I have two pieces of code. One written in C and the corresponding operation written in CUDA.
Please help me understand how __syncthreads()
works in context of the following programs. As per my understanding, __syncthreads()
ensures synchronization of threads limited to one block.
C program :
{
for(i=1;i<10000;i++)
{
t=a[i]+b[i];
a[i-1]=t;
}
}
`
The equivalent CUDA program :
`
__global__ void kernel0(int *b, int *a, int *t, int N)
{
int b0=blockIdx.x;
int t0=threadIdx.x;
int tid=b0*blockDim.x+t0;
int private_t;
if(tid<10000)
{
private_t=a[tid]+b[tid];
if(tid>1)
a[tid-1]=private_t;
__syncthreads();
if(tid==9999)
*t=private_t;
}
}
Kernel Dimensions:
dim3 k0_dimBlock(32);
dim3 k0_dimGrid(313);
kernel0 <<<k0_dimGrid, k0_dimBlock>>>
The surprising fact is output from C and CUDA program are identical. Given the nature of problem, which has dependency of a[] onto itself, a[i] is loaded by thrad-ID i and written to a[i-1] by the same thread. Now the same happens for thread-ID i-1. Had the problem size been lesser than 32, the output is obvious. But for a problem of size 10000 with 313 blocks and blocks, how does the dependency gets respected ?
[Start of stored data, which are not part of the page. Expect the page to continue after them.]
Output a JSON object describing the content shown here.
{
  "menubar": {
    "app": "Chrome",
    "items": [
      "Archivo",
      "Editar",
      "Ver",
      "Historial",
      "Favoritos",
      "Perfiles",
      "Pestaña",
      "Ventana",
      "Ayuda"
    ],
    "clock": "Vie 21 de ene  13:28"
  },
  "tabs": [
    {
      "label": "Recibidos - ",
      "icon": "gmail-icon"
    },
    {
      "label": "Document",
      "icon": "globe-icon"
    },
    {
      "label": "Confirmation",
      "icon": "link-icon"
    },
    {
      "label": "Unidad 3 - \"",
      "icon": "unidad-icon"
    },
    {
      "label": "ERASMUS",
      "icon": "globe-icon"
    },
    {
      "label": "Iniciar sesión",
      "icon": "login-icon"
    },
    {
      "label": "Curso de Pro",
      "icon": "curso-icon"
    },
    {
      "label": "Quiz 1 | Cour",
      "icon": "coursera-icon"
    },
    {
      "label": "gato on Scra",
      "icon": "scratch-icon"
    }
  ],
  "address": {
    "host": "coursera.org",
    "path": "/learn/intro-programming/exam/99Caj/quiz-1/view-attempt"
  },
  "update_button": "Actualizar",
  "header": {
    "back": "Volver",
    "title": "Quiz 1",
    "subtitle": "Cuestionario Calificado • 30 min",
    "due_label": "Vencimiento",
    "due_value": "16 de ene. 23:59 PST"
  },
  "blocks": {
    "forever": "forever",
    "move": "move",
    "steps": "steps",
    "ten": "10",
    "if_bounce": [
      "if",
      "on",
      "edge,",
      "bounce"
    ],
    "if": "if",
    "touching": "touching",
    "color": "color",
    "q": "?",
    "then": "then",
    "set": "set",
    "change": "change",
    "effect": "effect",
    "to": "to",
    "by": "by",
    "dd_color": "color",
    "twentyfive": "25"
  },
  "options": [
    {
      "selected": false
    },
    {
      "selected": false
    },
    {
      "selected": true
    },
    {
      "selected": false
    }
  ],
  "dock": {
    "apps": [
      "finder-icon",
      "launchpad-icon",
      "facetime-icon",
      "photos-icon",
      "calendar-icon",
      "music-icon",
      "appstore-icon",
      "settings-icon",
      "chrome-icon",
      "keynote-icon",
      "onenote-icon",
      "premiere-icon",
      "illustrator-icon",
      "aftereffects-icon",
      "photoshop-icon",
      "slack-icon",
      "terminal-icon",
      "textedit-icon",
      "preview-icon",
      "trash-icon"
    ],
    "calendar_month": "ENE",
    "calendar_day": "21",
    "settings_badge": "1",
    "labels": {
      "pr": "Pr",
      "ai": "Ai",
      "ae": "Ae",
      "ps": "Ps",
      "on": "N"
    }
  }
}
As per my understanding, __syncthreads() ensures synchronization of
threads limited to one block.
You're right. __syncthreads()
is a synchronization barrier in the context of a block. Therefore, it is useful, for instance, when you must to ensure that all your data is updated before starting the next stage of your algorithm.
Given the nature of problem, which has dependency of a[] onto itself,
a[i] is loaded by thread-ID i and written to a[i-1] by the same thread.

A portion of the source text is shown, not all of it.